理想の追求か、現実に向き合うか―。サッカーJ3に参戦して10年目を迎えたAC長野パルセイロ。悲願のJ2昇格を掲げて采配をふるう2年目のシュタルフ悠紀監督に変化が起きている。

 ドイツ出身の監督は高いポゼッション率(ボール保持率)で主導権を握る戦い方を身上としてきた。2019年にYS横浜で当時のJリーグ最年少となる34歳7カ月6日で監督デビューすると、3年目には運営費でリーグ最下位のチームを過去最高8位に引き上げた。
 その手腕を買われ、昨季AC長野の監督に就任。1年目は8位に終わったが、華麗なパスサッカーの完成度が高まる2年目に期待するサポーターもいただろう。

 ところが、今季は様子が違う。2-0で快勝した宮崎との開幕戦は新加入の進昂平が開始5分で先制点を挙げ、その後は守備に徹した。1-1で引き分けた第2節の愛媛戦も5バックで耐える展開。シュタルフ監督は「どこのチームも守備力が上がっている。ポゼッション率を上げても勝ち点に直結するとは限らない」。堅守速攻…。現実路線にシフトしたのか。

 だが、目を凝らしてみると〝理想〟も見えてくる。昨季、最終ラインでビルドアップ(攻撃の組み立て)の土台を担った4バックを3バックに変更。1人余った分を前線に回し、5人のアタッカーでゴールを襲う。実は「超攻撃的」なシステムでもある。

 指揮官いわく「賢守猛攻」。試行錯誤で導入した新戦術は、昨年のW杯カタール大会の影響が少なからずある。日本やアフリカ勢で初めて4強入りしたモロッコは堅守をベースに、ボール保持率で上回るドイツやスペインを破り、称賛を浴びた。シュタルフ監督は「日本では(内容よりも)結果が最重視される傾向にある。自分が価値を見いだしてきた『魅せるフットボール』という内容よりも、結果を重視した方が良いのかな」と葛藤したという。
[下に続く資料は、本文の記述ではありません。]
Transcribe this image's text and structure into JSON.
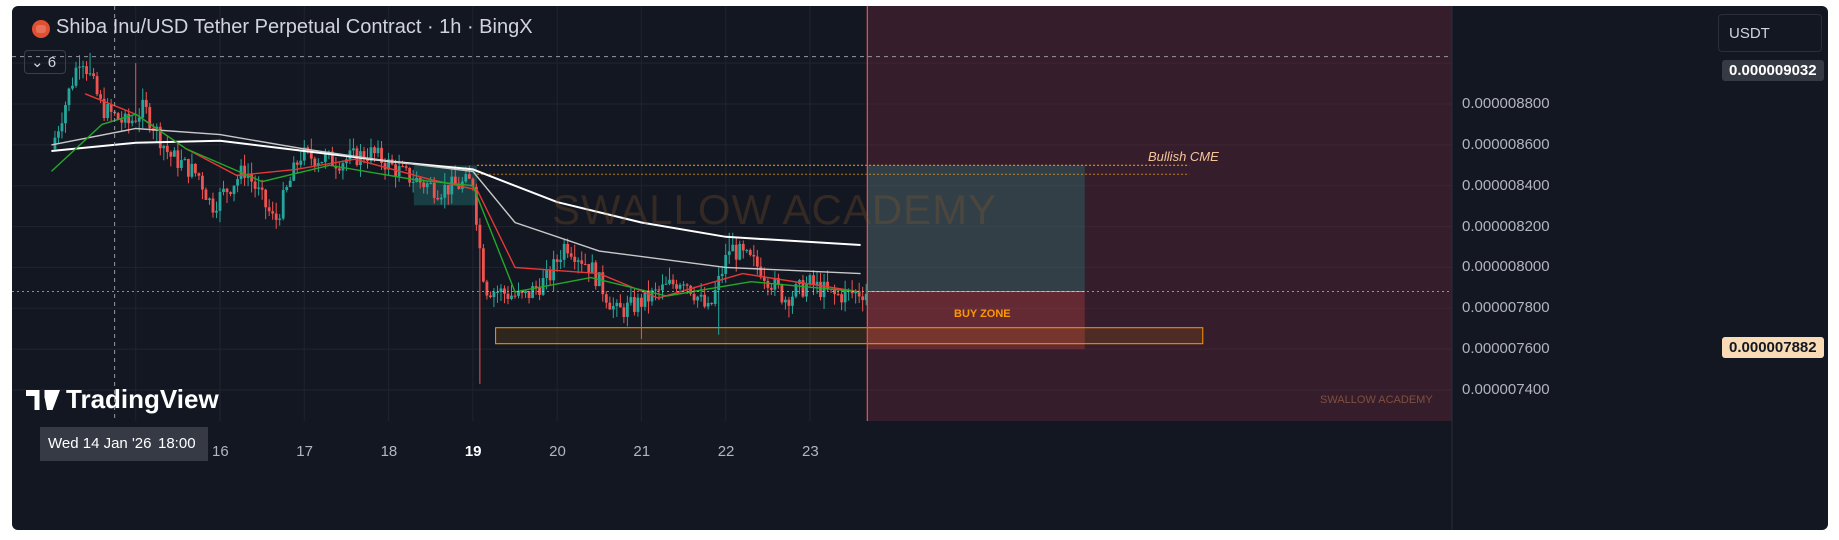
{
  "header": {
    "title": "Shiba Inu/USD Tether Perpetual Contract · 1h · BingX",
    "collapse_count": "6",
    "currency": "USDT"
  },
  "price_axis": {
    "labels": [
      "0.000008800",
      "0.000008600",
      "0.000008400",
      "0.000008200",
      "0.000008000",
      "0.000007800",
      "0.000007600",
      "0.000007400"
    ],
    "crosshair_price": "0.000009032",
    "last_price": "0.000007882"
  },
  "time_axis": {
    "crosshair_date": "Wed 14 Jan '26",
    "crosshair_time": "18:00",
    "labels": [
      "16",
      "17",
      "18",
      "19",
      "20",
      "21",
      "22",
      "23"
    ]
  },
  "annotations": {
    "bullish_cme": "Bullish CME",
    "buy_zone": "BUY ZONE",
    "watermark": "SWALLOW ACADEMY",
    "watermark_small": "SWALLOW ACADEMY"
  },
  "branding": {
    "logo_text": "TradingView"
  },
  "colors": {
    "background": "#131722",
    "up": "#26a69a",
    "down": "#ef5350",
    "ema_fast": "#e53935",
    "ema_mid": "#22a82a",
    "sma_slow": "#ffffff",
    "sma_mid": "#c8c8c8",
    "buy_zone": "#ff9800",
    "long_target": "rgba(38,166,154,0.25)",
    "long_stop": "rgba(239,83,80,0.25)"
  },
  "chart_data": {
    "type": "candlestick",
    "symbol": "SHIBUSDT.P",
    "timeframe": "1h",
    "x_labels": [
      "16",
      "17",
      "18",
      "19",
      "20",
      "21",
      "22",
      "23"
    ],
    "ylim": [
      7.3e-06,
      9.1e-06
    ],
    "price_path_anchors": [
      {
        "day": 14.0,
        "close": 8.58e-06
      },
      {
        "day": 14.35,
        "close": 9.05e-06
      },
      {
        "day": 14.6,
        "close": 8.78e-06
      },
      {
        "day": 14.9,
        "close": 8.7e-06
      },
      {
        "day": 15.1,
        "close": 8.78e-06
      },
      {
        "day": 15.4,
        "close": 8.55e-06
      },
      {
        "day": 15.75,
        "close": 8.45e-06
      },
      {
        "day": 15.9,
        "close": 8.3e-06
      },
      {
        "day": 16.3,
        "close": 8.48e-06
      },
      {
        "day": 16.65,
        "close": 8.22e-06
      },
      {
        "day": 16.95,
        "close": 8.55e-06
      },
      {
        "day": 17.4,
        "close": 8.52e-06
      },
      {
        "day": 17.8,
        "close": 8.56e-06
      },
      {
        "day": 18.2,
        "close": 8.45e-06
      },
      {
        "day": 18.6,
        "close": 8.38e-06
      },
      {
        "day": 19.0,
        "close": 8.42e-06
      },
      {
        "day": 19.08,
        "close": 8.1e-06
      },
      {
        "day": 19.15,
        "close": 7.9e-06
      },
      {
        "day": 19.6,
        "close": 7.85e-06
      },
      {
        "day": 19.9,
        "close": 7.95e-06
      },
      {
        "day": 20.1,
        "close": 8.12e-06
      },
      {
        "day": 20.4,
        "close": 8e-06
      },
      {
        "day": 20.7,
        "close": 7.78e-06
      },
      {
        "day": 20.95,
        "close": 7.82e-06
      },
      {
        "day": 21.2,
        "close": 7.88e-06
      },
      {
        "day": 21.5,
        "close": 7.95e-06
      },
      {
        "day": 21.8,
        "close": 7.78e-06
      },
      {
        "day": 22.05,
        "close": 8.1e-06
      },
      {
        "day": 22.4,
        "close": 8e-06
      },
      {
        "day": 22.7,
        "close": 7.85e-06
      },
      {
        "day": 23.0,
        "close": 7.92e-06
      },
      {
        "day": 23.3,
        "close": 7.86e-06
      },
      {
        "day": 23.6,
        "close": 7.88e-06
      }
    ],
    "notable_wicks": [
      {
        "day": 14.45,
        "high": 9.05e-06
      },
      {
        "day": 15.0,
        "high": 9e-06
      },
      {
        "day": 19.1,
        "low": 7.43e-06
      },
      {
        "day": 21.0,
        "low": 7.65e-06
      },
      {
        "day": 21.9,
        "low": 7.67e-06
      },
      {
        "day": 22.05,
        "high": 8.17e-06
      }
    ],
    "moving_averages": [
      {
        "name": "slow",
        "color": "#ffffff",
        "points": [
          [
            14.0,
            8.57e-06
          ],
          [
            15.0,
            8.61e-06
          ],
          [
            16.0,
            8.62e-06
          ],
          [
            17.0,
            8.57e-06
          ],
          [
            18.0,
            8.52e-06
          ],
          [
            19.0,
            8.48e-06
          ],
          [
            20.0,
            8.32e-06
          ],
          [
            21.0,
            8.22e-06
          ],
          [
            22.0,
            8.15e-06
          ],
          [
            23.6,
            8.11e-06
          ]
        ]
      },
      {
        "name": "mid",
        "color": "#c8c8c8",
        "points": [
          [
            14.0,
            8.6e-06
          ],
          [
            15.0,
            8.68e-06
          ],
          [
            16.0,
            8.65e-06
          ],
          [
            17.0,
            8.58e-06
          ],
          [
            18.0,
            8.52e-06
          ],
          [
            19.0,
            8.47e-06
          ],
          [
            19.5,
            8.22e-06
          ],
          [
            20.5,
            8.08e-06
          ],
          [
            22.0,
            8e-06
          ],
          [
            23.6,
            7.97e-06
          ]
        ]
      },
      {
        "name": "ema_fast",
        "color": "#e53935",
        "points": [
          [
            14.4,
            8.85e-06
          ],
          [
            15.0,
            8.75e-06
          ],
          [
            15.6,
            8.58e-06
          ],
          [
            16.2,
            8.45e-06
          ],
          [
            16.9,
            8.48e-06
          ],
          [
            17.6,
            8.53e-06
          ],
          [
            18.5,
            8.43e-06
          ],
          [
            19.05,
            8.38e-06
          ],
          [
            19.5,
            8e-06
          ],
          [
            20.5,
            7.97e-06
          ],
          [
            21.2,
            7.85e-06
          ],
          [
            22.2,
            7.97e-06
          ],
          [
            23.6,
            7.88e-06
          ]
        ]
      },
      {
        "name": "ema_mid",
        "color": "#22a82a",
        "points": [
          [
            14.0,
            8.47e-06
          ],
          [
            14.6,
            8.7e-06
          ],
          [
            15.0,
            8.75e-06
          ],
          [
            15.6,
            8.58e-06
          ],
          [
            16.5,
            8.42e-06
          ],
          [
            17.3,
            8.5e-06
          ],
          [
            18.3,
            8.43e-06
          ],
          [
            19.0,
            8.4e-06
          ],
          [
            19.5,
            7.88e-06
          ],
          [
            20.4,
            7.95e-06
          ],
          [
            21.3,
            7.86e-06
          ],
          [
            22.3,
            7.93e-06
          ],
          [
            23.6,
            7.88e-06
          ]
        ]
      }
    ],
    "levels": [
      {
        "name": "Bullish CME",
        "value": 8.5e-06
      },
      {
        "name": "BUY ZONE",
        "low": 7.6e-06,
        "high": 7.7e-06
      }
    ],
    "crosshair": {
      "price": 9.032e-06,
      "day": 14.75
    },
    "last_price": 7.882e-06,
    "position": {
      "type": "long",
      "entry": 7.882e-06,
      "target": 8.5e-06,
      "stop_region_bottom": 7.6e-06
    }
  }
}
 とはいえ「自分は理想家。見ている人にサッカーの面白みを伝え、選手にも楽しんでほしい。今季は結果と理想と両立させる」。得点を量産してサポーターを魅了し、J2昇格をつかむ。その決意を表現した形が、今季の戦い方なのだ。
 しかし、新戦術はまだ発展途上だ。ホーム開幕戦の第3節はビルドアップでパスミスを連発し、JFLから昇格した奈良に0-3で完敗した。シュタルフ監督は「シーズンは始まったばかり。焦りを感じる必要はない。信じる道を突き進む」。理想と現実の合作を完成させた時、目の覚めるような快進撃が待っているのかもしれない。